All sorts of rumors abound on the Internet about how much a Facebook "Like" is worth. The recent study, entitled "How do social recommendations influence shopping behavior? A field experiment," looks at this aspect. It concludes that a "Like" can play two roles in online commerce. A "Like" is an indicator of the quality of a product, so that good products receive more recommendations than others. A "Like" also generates additional sales. It is very difficult to separate these two effects. "Despite the fact that 'big data' is currently seen as the solution to all problems, it doesn't really help us in this case," claimed Professor Oliver Hinz of the TU Darmstadt. "What we required here was an experimental methodology and not just vast amounts of data. Our approach has actually allowed us to determine the value of a 'Like'. And it has also become apparent that social recommendations and the 'Likes' represent valuable intangible assets for businesses and companies."

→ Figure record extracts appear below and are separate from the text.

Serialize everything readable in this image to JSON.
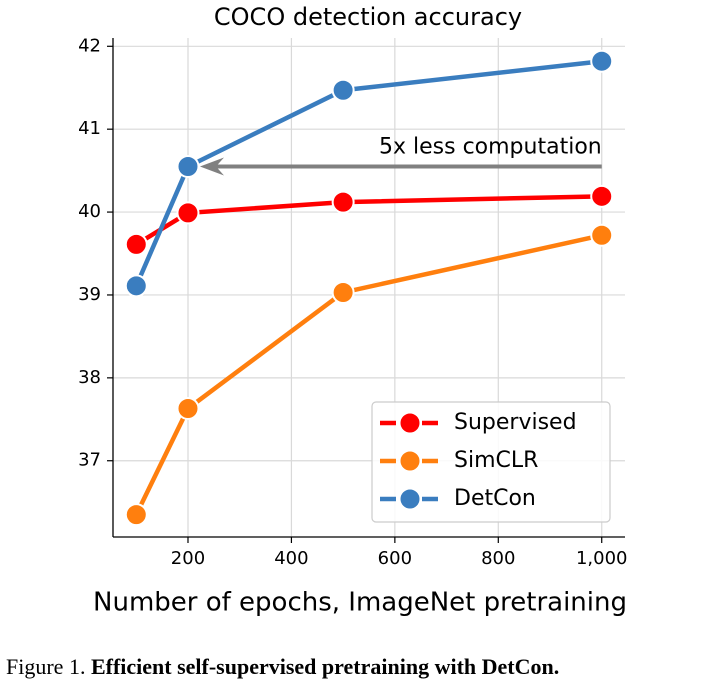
{
  "chart_data": {
    "type": "line",
    "title": "COCO detection accuracy",
    "x_label": "Number of epochs, ImageNet pretraining",
    "x": [
      100,
      200,
      500,
      1000
    ],
    "series": [
      {
        "name": "Supervised",
        "color": "#ff0000",
        "values": [
          39.61,
          39.99,
          40.12,
          40.19
        ]
      },
      {
        "name": "SimCLR",
        "color": "#ff7f0e",
        "values": [
          36.35,
          37.63,
          39.03,
          39.72
        ]
      },
      {
        "name": "DetCon",
        "color": "#3a7dbf",
        "values": [
          39.11,
          40.55,
          41.47,
          41.82
        ]
      }
    ],
    "annotation": "5x less computation",
    "xlim": [
      55,
      1045
    ],
    "ylim": [
      36.08,
      42.1
    ],
    "xticks": [
      200,
      400,
      600,
      800,
      {
        "value": 1000,
        "label": "1,000"
      }
    ],
    "yticks": [
      37,
      38,
      39,
      40,
      41,
      42
    ],
    "grid": true,
    "legend": "lower right"
  },
  "caption": {
    "label": "Figure 1.",
    "text": "Efficient self-supervised pretraining with DetCon."
  }
}
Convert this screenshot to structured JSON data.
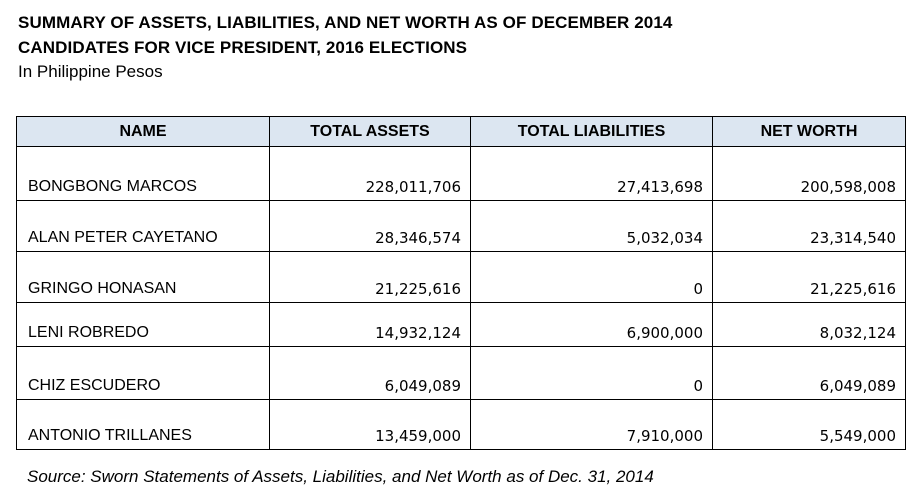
{
  "header": {
    "title_line1": "SUMMARY OF ASSETS, LIABILITIES, AND NET WORTH AS OF DECEMBER 2014",
    "title_line2": "CANDIDATES FOR VICE PRESIDENT, 2016 ELECTIONS",
    "subtitle": "In Philippine Pesos"
  },
  "table": {
    "columns": [
      "NAME",
      "TOTAL ASSETS",
      "TOTAL LIABILITIES",
      "NET WORTH"
    ],
    "rows": [
      {
        "name": "BONGBONG MARCOS",
        "assets": "228,011,706",
        "liabilities": "27,413,698",
        "net_worth": "200,598,008"
      },
      {
        "name": "ALAN PETER CAYETANO",
        "assets": "28,346,574",
        "liabilities": "5,032,034",
        "net_worth": "23,314,540"
      },
      {
        "name": "GRINGO HONASAN",
        "assets": "21,225,616",
        "liabilities": "0",
        "net_worth": "21,225,616"
      },
      {
        "name": "LENI ROBREDO",
        "assets": "14,932,124",
        "liabilities": "6,900,000",
        "net_worth": "8,032,124"
      },
      {
        "name": "CHIZ ESCUDERO",
        "assets": "6,049,089",
        "liabilities": "0",
        "net_worth": "6,049,089"
      },
      {
        "name": "ANTONIO TRILLANES",
        "assets": "13,459,000",
        "liabilities": "7,910,000",
        "net_worth": "5,549,000"
      }
    ]
  },
  "footer": {
    "source": "Source: Sworn Statements of Assets, Liabilities, and Net Worth as of Dec. 31, 2014"
  },
  "colors": {
    "header_fill": "#dce6f1",
    "border": "#000000",
    "text": "#000000"
  }
}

By way of an example: if a visitor to an online shop sees that a total of 300 other customers have given a "Like" to products on that site, the study claims that that visitor is likely to spend an average of 6 euro cents more – a highly significant increase in sales that is solely attributable to the display of recommendations. "This means that a 'Like' has an intrinsic value," specified Professor Franz Rothlauf. Though the value of a "Like" is only a few cents, such small amounts can very quickly add up to a considerable sum in an online shop. If the fact is taken into account that the online social network Facebook gathers a billion "Likes" in just a few days, it must be concluded that social recommendations and "Likes" have significant macroeconomic relevance.
The study was carried out in collaboration with Happyshops, a medium-sized online mail order company that operates twenty different shops online. Used for the purpose of the investigation was www.spiele-offensive.de, an online shop selling board and party games.